Woody and co will make you heartily smile in the heartfelt and wholesome fourth outing.
For years, the Toy Story franchise has been a much-loved saga for audiences young and old. You would be forgiven for being slightly apprehensive in the arrival of a fourth instalment after nine years of being off the grid. Was it really a good idea to bring back Woody and co after so long? What could they seriously add to the story that hasn’t already been told? Fear not, Pixar and the reliable hands of Josh Cooley and screenwriters Rashida Jones, Andrew Stanton, Will McCormack and Stephany Falsom have given us all a reason to heartily smile once more at Woody’s paternal instincts for his new kid.
Now under the ownership of Bonnie, Woody (Tom Hanks), Buzz (Tim Allen) and the rest of the gang are still going strong. On Bonnie’s first day at nursery, Woody is fraught with worry that Bonnie just won’t be able to cope so he sneaks into her bag to keep an eye on her. Before too long, Bonnie gets her chance to create her own toy, Forky (Tony Hale) and like a security blanket this plastic fork made out of trash, despite trying to escape into the bin every time her back is turned, becomes her crutch of comfort.
Despite being neglected in favour of this new toy, Woody and co only want to keep Bonnie happy.
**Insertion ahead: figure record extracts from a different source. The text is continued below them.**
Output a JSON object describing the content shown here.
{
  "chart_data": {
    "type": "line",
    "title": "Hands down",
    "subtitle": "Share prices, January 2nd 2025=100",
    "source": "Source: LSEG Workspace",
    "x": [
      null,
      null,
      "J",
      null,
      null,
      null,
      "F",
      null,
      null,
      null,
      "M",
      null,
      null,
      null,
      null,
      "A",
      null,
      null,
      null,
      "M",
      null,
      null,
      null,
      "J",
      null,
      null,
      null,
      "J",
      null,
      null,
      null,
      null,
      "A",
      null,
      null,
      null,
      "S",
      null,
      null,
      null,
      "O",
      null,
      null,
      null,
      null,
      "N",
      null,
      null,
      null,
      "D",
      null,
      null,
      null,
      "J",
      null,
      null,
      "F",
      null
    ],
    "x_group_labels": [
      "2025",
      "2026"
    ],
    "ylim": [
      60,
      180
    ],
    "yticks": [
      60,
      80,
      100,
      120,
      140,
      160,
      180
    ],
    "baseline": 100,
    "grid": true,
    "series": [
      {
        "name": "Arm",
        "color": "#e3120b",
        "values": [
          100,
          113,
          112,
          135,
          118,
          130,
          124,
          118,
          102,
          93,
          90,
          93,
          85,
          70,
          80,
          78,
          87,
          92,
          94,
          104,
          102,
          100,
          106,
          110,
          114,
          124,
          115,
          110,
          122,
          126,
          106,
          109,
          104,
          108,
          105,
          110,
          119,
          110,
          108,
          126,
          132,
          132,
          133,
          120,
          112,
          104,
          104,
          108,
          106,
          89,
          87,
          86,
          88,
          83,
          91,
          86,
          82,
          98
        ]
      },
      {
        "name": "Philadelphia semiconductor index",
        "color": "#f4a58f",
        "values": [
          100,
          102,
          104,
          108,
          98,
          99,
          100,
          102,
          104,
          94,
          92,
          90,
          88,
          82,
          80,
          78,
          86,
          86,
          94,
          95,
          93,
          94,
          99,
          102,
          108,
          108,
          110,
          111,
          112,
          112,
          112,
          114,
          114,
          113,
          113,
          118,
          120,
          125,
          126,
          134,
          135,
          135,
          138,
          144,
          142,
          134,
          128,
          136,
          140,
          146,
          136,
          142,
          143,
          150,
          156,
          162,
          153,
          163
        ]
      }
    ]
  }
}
So, whilst on a trip away, surprise surprise, Forky goes missing in the midst of a carnival, and Woody and gang are forced into a rather unpleasant situation in his retrieval when they encounter some creepy abandoned toys in an antique shop.
The running theme for the franchise plays out the same in the fourth, it tends to rehash the same values of abandoned toys for new ones, but thanks to clever writing that digs deep into the pit of the stomach for a belly laugh or two it remains heartfelt and wholesome rounded off with a big cuddly hug from your favourite childhood teddy bear.
As well as the returning characters of Woody (Hanks), Buzz Lightyear (Allen) homage is paid to the toys of the past with nice little flashback sequences to their time with Andy. However, it’s the newest characters on the block which truly are the scene stealers, particularly that of Keanu Reeves Duke Caboom and comedy duo Jordan Peele and Keegan-Michael Key as Bunny and Duckie. Other new characters aren’t so friendly including the doll, Gabby Gabby (Christina Hendricks) and her Hench ventriloquist puppets who quite frankly, freaked the shit out of me, so let that be a warning for those under the age of at least 5.
This time, the toys have become the parents, having reached a certain maturity not only have they peaked but so has the franchise. It hits all the right gender equality notes that seem more of a trend in our current climate than just a natural happening and it stays lovingly loyal to the characters we’ve all come to cherish over the past 24 years, but it may just be time to tuck our childhood memories into a box and say goodnight.